Anche quest’anno la celebrazione della Giornata Mondiale della Pace ci vede riuniti, in comunione con il Santo Padre, per riflettere sul tema del vostro impegno nella vita sociale e nella pubblica amministrazione. Missione, questa, che postula generosità fattiva e competenza tenace: a tutti, ma in primo luogo a quanti si riconoscono nei valori del Vangelo, la dedizione al bene comune chiede il coraggio di uscire dalla ricerca del tornaconto personale (racchiuso nel circolo ristretto del “per me”) o del vantaggio di gruppo (contrassegnato dal perimetro più ampio del “per noi”), per operare nell’interesse generale (siglato dalla logica universale del “per tutti”). È noto, infatti, che «il cristiano che fa politica – e vuole farla “da cristiano” – deve agire con disinteresse, cercando non l’utilità propria, né del proprio gruppo o partito, ma il bene di tutti e di ciascuno, e quindi, in primo luogo, di coloro che nella società sono i più svantaggiati. Nella lotta per l’esistenza che talvolta assume forme spietate e crudeli, non sono pochi i “vinti” che vengono messi inesorabilmente da parte»1.
<TB>Appare evidente, pertanto, che deve essere la giustizia sociale ad occupare il primo posto nella scala delle urgenze per le quali siete chiamati a spendervi: giustizia che, essendo mirata a creare tra i cittadini condizioni di uguaglianza nelle opportunità, non può che puntare, anzitutto, a «favorire quelli che per condizione sociale, per cultura, per salute rischiano di restare indietro o di essere sempre agli ultimi posti nella società, senza possibilità di personale riscatto»2. Ciò vi chiede, di conseguenza, una attenzione particolarmente sensibile alle sacche di povertà: sia a quelle palesi, visibili ad occhio nudo, come a quelle occultate, ma non meno umilianti e dannose. Per questo, nessun uomo che faccia autenticamente politica può vivere tranquillo fino a quando è a conoscenza che gli vivono accanto persone alle quali mancano le condizioni elementari per condurre una esistenza veramente degna dell’uomo (cfr.

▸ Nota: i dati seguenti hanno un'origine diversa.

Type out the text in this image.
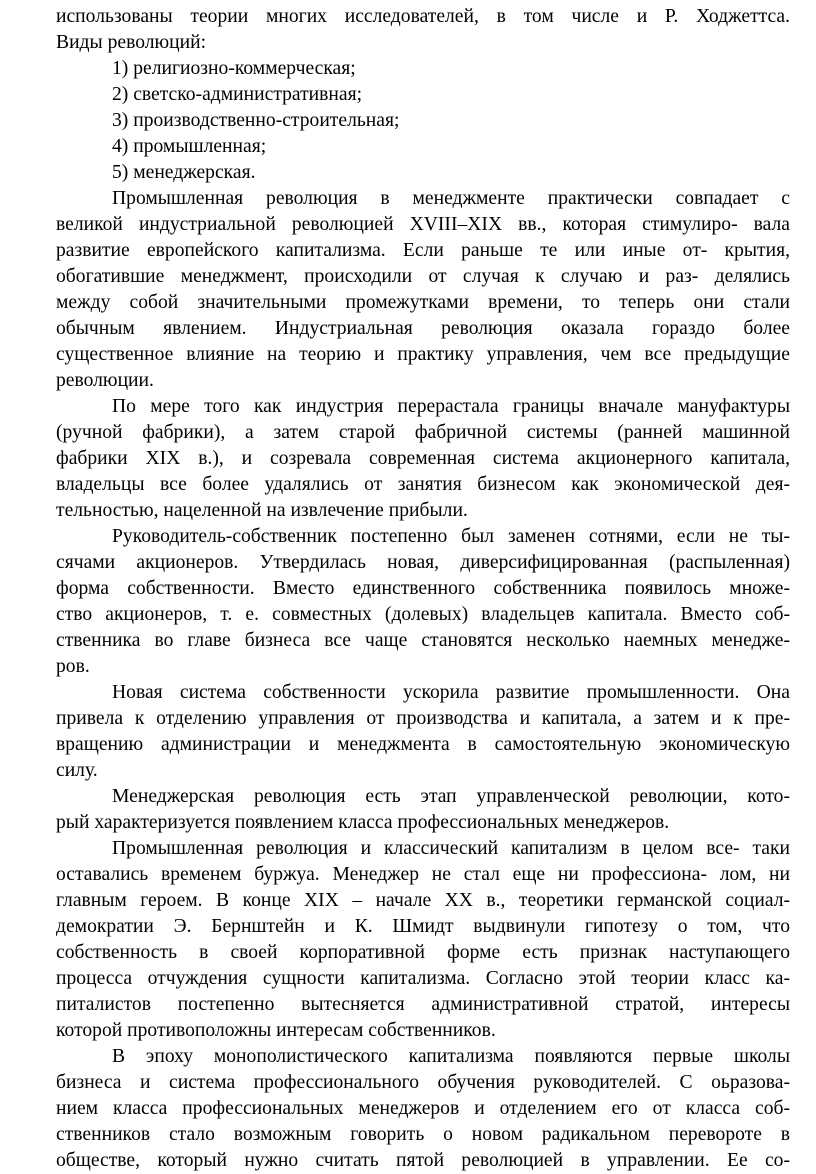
использованы теории многих исследователей, в том числе и Р. Ходжеттса.
Виды революций:
1) религиозно-коммерческая;
2) светско-административная;
3) производственно-строительная;
4) промышленная;
5) менеджерская.
Промышленная революция в менеджменте практически совпадает с
великой индустриальной революцией XVIII–XIX вв., которая стимулиро- вала
развитие европейского капитализма. Если раньше те или иные от- крытия,
обогатившие менеджмент, происходили от случая к случаю и раз- делялись
между собой значительными промежутками времени, то теперь они стали
обычным явлением. Индустриальная революция оказала гораздо более
существенное влияние на теорию и практику управления, чем все предыдущие
революции.
По мере того как индустрия перерастала границы вначале мануфактуры
(ручной фабрики), а затем старой фабричной системы (ранней машинной
фабрики XIX в.), и созревала современная система акционерного капитала,
владельцы все более удалялись от занятия бизнесом как экономической дея-
тельностью, нацеленной на извлечение прибыли.
Руководитель-собственник постепенно был заменен сотнями, если не ты-
сячами акционеров. Утвердилась новая, диверсифицированная (распыленная)
форма собственности. Вместо единственного собственника появилось множе-
ство акционеров, т. е. совместных (долевых) владельцев капитала. Вместо соб-
ственника во главе бизнеса все чаще становятся несколько наемных менедже-
ров.
Новая система собственности ускорила развитие промышленности. Она
привела к отделению управления от производства и капитала, а затем и к пре-
вращению администрации и менеджмента в самостоятельную экономическую
силу.
Менеджерская революция есть этап управленческой революции, кото-
рый характеризуется появлением класса профессиональных менеджеров.
Промышленная революция и классический капитализм в целом все- таки
оставались временем буржуа. Менеджер не стал еще ни профессиона- лом, ни
главным героем. В конце XIX – начале XX в., теоретики германской социал-
демократии Э. Бернштейн и К. Шмидт выдвинули гипотезу о том, что
собственность в своей корпоративной форме есть признак наступающего
процесса отчуждения сущности капитализма. Согласно этой теории класс ка-
питалистов постепенно вытесняется административной стратой, интересы
которой противоположны интересам собственников.
В эпоху монополистического капитализма появляются первые школы
бизнеса и система профессионального обучения руководителей. С оьразова-
нием класса профессиональных менеджеров и отделением его от класса соб-
ственников стало возможным говорить о новом радикальном перевороте в
обществе, который нужно считать пятой революцией в управлении. Ее со-
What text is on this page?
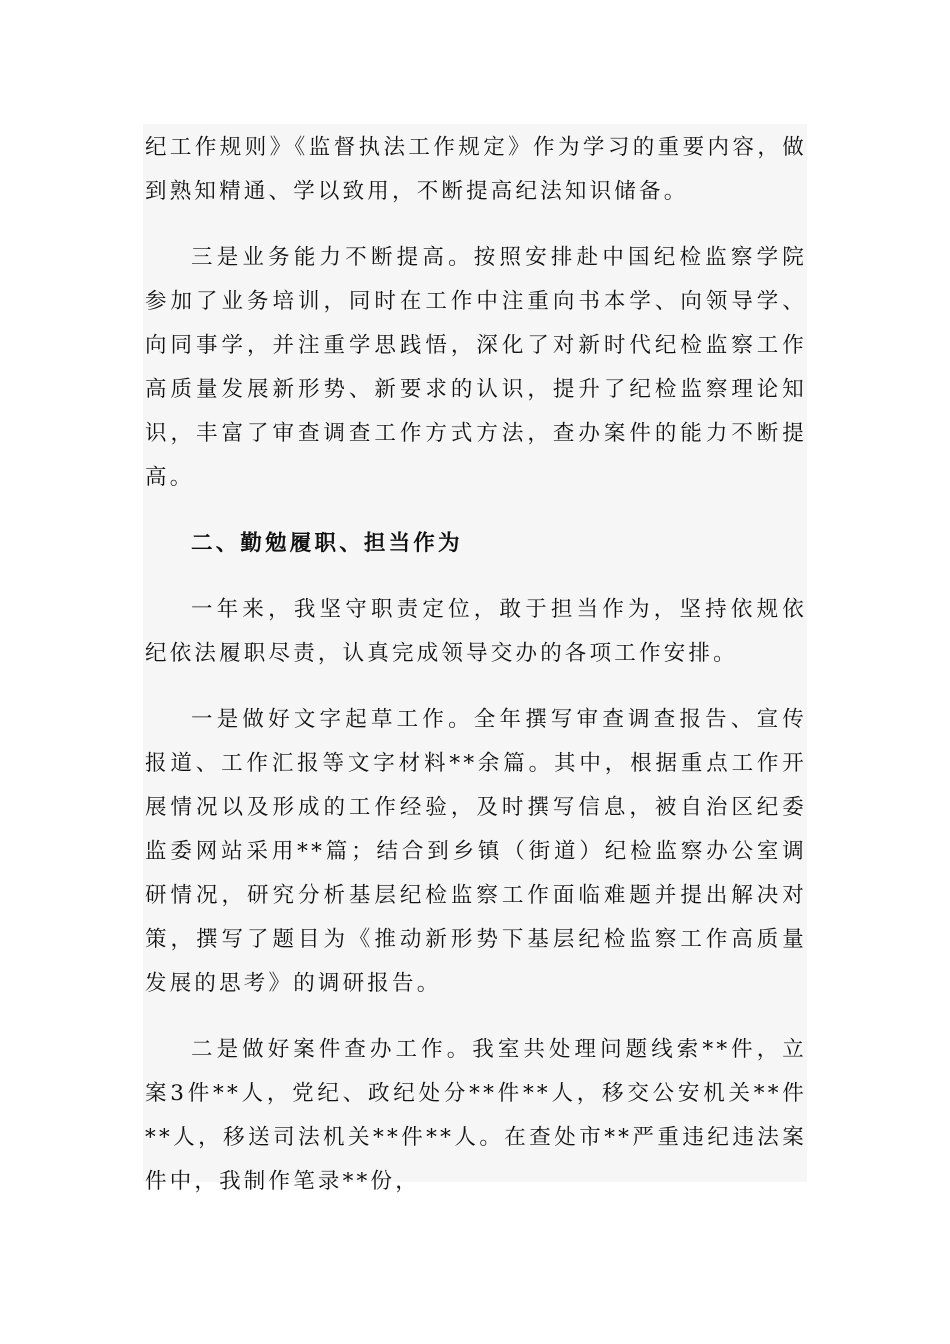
纪工作规则》《监督执法工作规定》作为学习的重要内容，做到熟知精通、学以致用，不断提高纪法知识储备。

三是业务能力不断提高。按照安排赴中国纪检监察学院参加了业务培训，同时在工作中注重向书本学、向领导学、向同事学，并注重学思践悟，深化了对新时代纪检监察工作高质量发展新形势、新要求的认识，提升了纪检监察理论知识，丰富了审查调查工作方式方法，查办案件的能力不断提高。

二、勤勉履职、担当作为

一年来，我坚守职责定位，敢于担当作为，坚持依规依纪依法履职尽责，认真完成领导交办的各项工作安排。

一是做好文字起草工作。全年撰写审查调查报告、宣传报道、工作汇报等文字材料**余篇。其中，根据重点工作开展情况以及形成的工作经验，及时撰写信息，被自治区纪委监委网站采用**篇；结合到乡镇（街道）纪检监察办公室调研情况，研究分析基层纪检监察工作面临难题并提出解决对策，撰写了题目为《推动新形势下基层纪检监察工作高质量发展的思考》的调研报告。

二是做好案件查办工作。我室共处理问题线索**件，立案3件**人，党纪、政纪处分**件**人，移交公安机关**件**人，移送司法机关**件**人。在查处市**严重违纪违法案件中，我制作笔录**份，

GS, n. 26).
Dicono gli studiosi che il nostro territorio, dal punto di vista geologico, è poco soggetto a fenomeni sismici: a me sembra, invece, che nella vita civica, politica ed economica si registrino frequenti ed intensi bradisismi. Né può essere diversamente, dal momento che la “molteplice stratificazione” etnica e culturale della popolazione pontina – di recente composizione – non ha conseguito ancora assestamenti sociali integrati, né maturato condivise compattezze culturali. Le “molte anime” della nostra gente (lepina, veneta, friulana, campana…) non si sono ancora saldate in un’“anima sola” (cfr. At 4,32). Pertanto, il nostro è un popolo ancora in gestazione: spero vivamente che la storia, sulle corte distanze, partorisca la “Gens pontina”, come moltitudine resa “una” dalla consapevolezza di appartenere alla stessa “Civitas” e di condividere la medesima sorte.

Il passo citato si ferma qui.